Redundant indexes in SQL Server are a phenomenon that is more common than I'd like to admit. I see it in quite a lot of shops. Meaning, that there's still a significant target audience for this blog post! 🤨
This article published by Brent Ozar is very informative about redundant/duplicate indexes, what they mean, why they're bad, and what should be done with them.
Also, a few years ago, Guy Glantser published a post about dropping redundant indexes. It's very useful for finding all redundant indexes within all tables in a specific database.
But what both of these articles are missing - is the ability to easily generate Drop/Disable commands for these redundant indexes.
Additionally, what if there are "similar" indexes that are only "partially" redundant, and therefore it's not enough to simply drop one of them? Otherwise, some queries may suffer a negative performance impact.
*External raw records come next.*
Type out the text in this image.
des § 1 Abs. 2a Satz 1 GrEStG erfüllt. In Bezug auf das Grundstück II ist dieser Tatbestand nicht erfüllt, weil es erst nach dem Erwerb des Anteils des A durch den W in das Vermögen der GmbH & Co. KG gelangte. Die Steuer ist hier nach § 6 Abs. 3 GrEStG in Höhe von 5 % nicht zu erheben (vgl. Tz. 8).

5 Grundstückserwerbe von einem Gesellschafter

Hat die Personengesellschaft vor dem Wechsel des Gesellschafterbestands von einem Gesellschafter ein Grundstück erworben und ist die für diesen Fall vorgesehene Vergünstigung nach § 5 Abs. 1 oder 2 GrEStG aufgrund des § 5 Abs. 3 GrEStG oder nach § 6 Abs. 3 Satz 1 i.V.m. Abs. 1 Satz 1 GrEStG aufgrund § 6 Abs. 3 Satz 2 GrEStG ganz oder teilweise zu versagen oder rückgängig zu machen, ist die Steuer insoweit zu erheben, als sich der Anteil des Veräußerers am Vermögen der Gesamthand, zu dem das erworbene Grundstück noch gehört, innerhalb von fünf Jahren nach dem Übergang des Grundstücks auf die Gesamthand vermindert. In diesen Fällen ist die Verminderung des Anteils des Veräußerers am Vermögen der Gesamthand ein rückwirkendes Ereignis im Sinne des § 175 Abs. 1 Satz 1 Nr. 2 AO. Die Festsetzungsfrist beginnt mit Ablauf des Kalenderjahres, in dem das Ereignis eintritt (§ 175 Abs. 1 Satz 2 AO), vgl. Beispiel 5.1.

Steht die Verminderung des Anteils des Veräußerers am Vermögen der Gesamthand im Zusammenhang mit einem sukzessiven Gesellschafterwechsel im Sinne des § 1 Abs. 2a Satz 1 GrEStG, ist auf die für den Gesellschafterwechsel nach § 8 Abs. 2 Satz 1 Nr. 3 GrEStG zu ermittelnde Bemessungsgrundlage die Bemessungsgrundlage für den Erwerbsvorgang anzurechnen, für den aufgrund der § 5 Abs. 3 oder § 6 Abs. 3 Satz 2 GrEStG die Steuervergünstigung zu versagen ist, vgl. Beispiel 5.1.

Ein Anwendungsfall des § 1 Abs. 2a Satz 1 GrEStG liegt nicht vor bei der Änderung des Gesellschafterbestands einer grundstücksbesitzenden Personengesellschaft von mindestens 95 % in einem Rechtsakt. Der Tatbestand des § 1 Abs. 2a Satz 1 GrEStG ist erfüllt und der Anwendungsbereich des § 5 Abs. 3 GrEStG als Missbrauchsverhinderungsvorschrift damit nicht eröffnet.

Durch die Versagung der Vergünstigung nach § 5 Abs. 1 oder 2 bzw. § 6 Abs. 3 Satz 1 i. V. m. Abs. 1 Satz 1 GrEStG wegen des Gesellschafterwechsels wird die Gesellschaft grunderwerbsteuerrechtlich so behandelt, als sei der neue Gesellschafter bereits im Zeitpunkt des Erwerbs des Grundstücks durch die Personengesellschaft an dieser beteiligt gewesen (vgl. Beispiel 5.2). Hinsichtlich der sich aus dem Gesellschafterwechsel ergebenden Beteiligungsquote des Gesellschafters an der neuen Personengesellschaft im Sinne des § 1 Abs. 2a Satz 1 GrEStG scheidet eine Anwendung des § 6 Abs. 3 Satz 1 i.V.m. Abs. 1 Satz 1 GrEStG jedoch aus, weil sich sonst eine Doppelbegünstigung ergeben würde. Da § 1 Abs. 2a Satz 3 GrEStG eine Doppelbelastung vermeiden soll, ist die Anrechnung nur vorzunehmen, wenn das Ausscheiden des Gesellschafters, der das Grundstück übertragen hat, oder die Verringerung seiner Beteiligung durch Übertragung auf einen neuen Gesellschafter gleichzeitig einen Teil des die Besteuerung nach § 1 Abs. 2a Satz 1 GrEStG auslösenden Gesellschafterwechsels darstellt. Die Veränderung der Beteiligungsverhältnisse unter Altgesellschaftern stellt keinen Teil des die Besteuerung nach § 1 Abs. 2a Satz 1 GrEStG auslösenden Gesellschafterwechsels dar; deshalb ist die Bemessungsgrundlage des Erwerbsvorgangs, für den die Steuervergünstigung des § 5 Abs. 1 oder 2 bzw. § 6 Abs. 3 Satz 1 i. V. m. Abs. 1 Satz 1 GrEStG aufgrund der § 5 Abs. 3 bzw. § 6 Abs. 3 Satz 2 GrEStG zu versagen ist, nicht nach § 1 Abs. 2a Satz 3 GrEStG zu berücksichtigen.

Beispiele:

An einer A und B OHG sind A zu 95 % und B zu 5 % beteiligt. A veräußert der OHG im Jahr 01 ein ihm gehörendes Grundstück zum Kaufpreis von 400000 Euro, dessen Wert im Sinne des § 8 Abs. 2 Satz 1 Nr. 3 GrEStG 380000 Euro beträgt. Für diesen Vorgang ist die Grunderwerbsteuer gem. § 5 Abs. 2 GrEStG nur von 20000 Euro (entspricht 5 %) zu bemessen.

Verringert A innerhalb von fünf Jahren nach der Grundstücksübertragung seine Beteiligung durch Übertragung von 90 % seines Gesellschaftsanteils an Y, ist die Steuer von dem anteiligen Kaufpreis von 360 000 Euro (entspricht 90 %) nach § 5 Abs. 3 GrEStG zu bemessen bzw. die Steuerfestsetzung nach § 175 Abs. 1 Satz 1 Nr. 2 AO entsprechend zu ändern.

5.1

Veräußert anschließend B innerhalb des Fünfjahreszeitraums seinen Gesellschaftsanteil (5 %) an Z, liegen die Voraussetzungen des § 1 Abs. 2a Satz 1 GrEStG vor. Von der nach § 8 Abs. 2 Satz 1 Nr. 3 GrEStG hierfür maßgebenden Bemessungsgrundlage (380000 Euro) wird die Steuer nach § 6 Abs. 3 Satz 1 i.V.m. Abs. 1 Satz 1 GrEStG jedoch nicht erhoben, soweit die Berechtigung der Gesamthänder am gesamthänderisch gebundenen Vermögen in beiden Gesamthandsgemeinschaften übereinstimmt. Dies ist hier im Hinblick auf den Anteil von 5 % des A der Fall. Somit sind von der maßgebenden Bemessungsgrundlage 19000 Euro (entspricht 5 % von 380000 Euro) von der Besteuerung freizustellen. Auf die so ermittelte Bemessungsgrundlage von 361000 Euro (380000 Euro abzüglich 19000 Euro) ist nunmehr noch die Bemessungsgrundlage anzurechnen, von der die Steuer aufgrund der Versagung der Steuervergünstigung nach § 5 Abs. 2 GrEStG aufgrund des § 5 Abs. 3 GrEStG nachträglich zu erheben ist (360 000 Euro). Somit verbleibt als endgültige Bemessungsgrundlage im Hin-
Is there a way to take care of all of these issues?
Every single one? Everywhere? All at once?
In this blog post, I am going to show you how to detect, get details on, and be able to drop EVERY redundant index, in EVERY shape and size:
All tables
All tables with a minimum number of rows
Within a specific database
In all accessible databases
IMPORTANT NOTE:
It is important to note that you should only drop indexes that are truly redundant. Before dropping an index, you should ensure that it is not explicitly used by any queries or stored procedures in your database due to a table or query hint.
Let's talk about use cases
There are a few different use cases where there would be redundant indexes.
These use cases would differ from each other based on differences or similarities of a few index properties:
Key columns
Include columns
Filter definition
Other properties (data compression, index locking options, fill factor, filegroup)
For the purpose of this article, I will assume the following:
If two indexes have different filter definitions - they are NOT duplicates or redundant to each other in any way.
Clustered indexes are never considered redundant, even if their key columns are "contained" inside another index.
Primary keys and unique keys are never considered redundant, even if their key columns are "contained" inside another index.
Some miscellaneous index properties are ignored as part of this check (data compression, index locking options, fill factor, filegroup)
With that out of the way, let's dive in!
Fully Duplicate Index
A fully duplicate index would be one where all key columns and all include columns are identical.
Example:
Let's say we have a table named Products with the following columns:
ProductID (int, Primary Key)
ProductName (nvarchar(50))
CategoryID (int)
Price (money)
And let's say we have created two indexes on this table:
Index 1:
CREATE NONCLUSTERED INDEX IX_Products_CategoryID
ON Products(CategoryID)
INCLUDE(ProductName, Price);
Index 2:
CREATE NONCLUSTERED INDEX IX_Products_CategoryID_2
ON Products(CategoryID)
INCLUDE(ProductName, Price);
Both indexes have the same key column CategoryID and the same include columns ProductName and Price. Therefore, Index 2 is a fully duplicate index of Index 1.
Remediation:
In this case, we can drop Index 2 since it is a duplicate of Index 1 and provides no additional benefit. Dropping the redundant index can help to improve query performance and reduce storage space usage.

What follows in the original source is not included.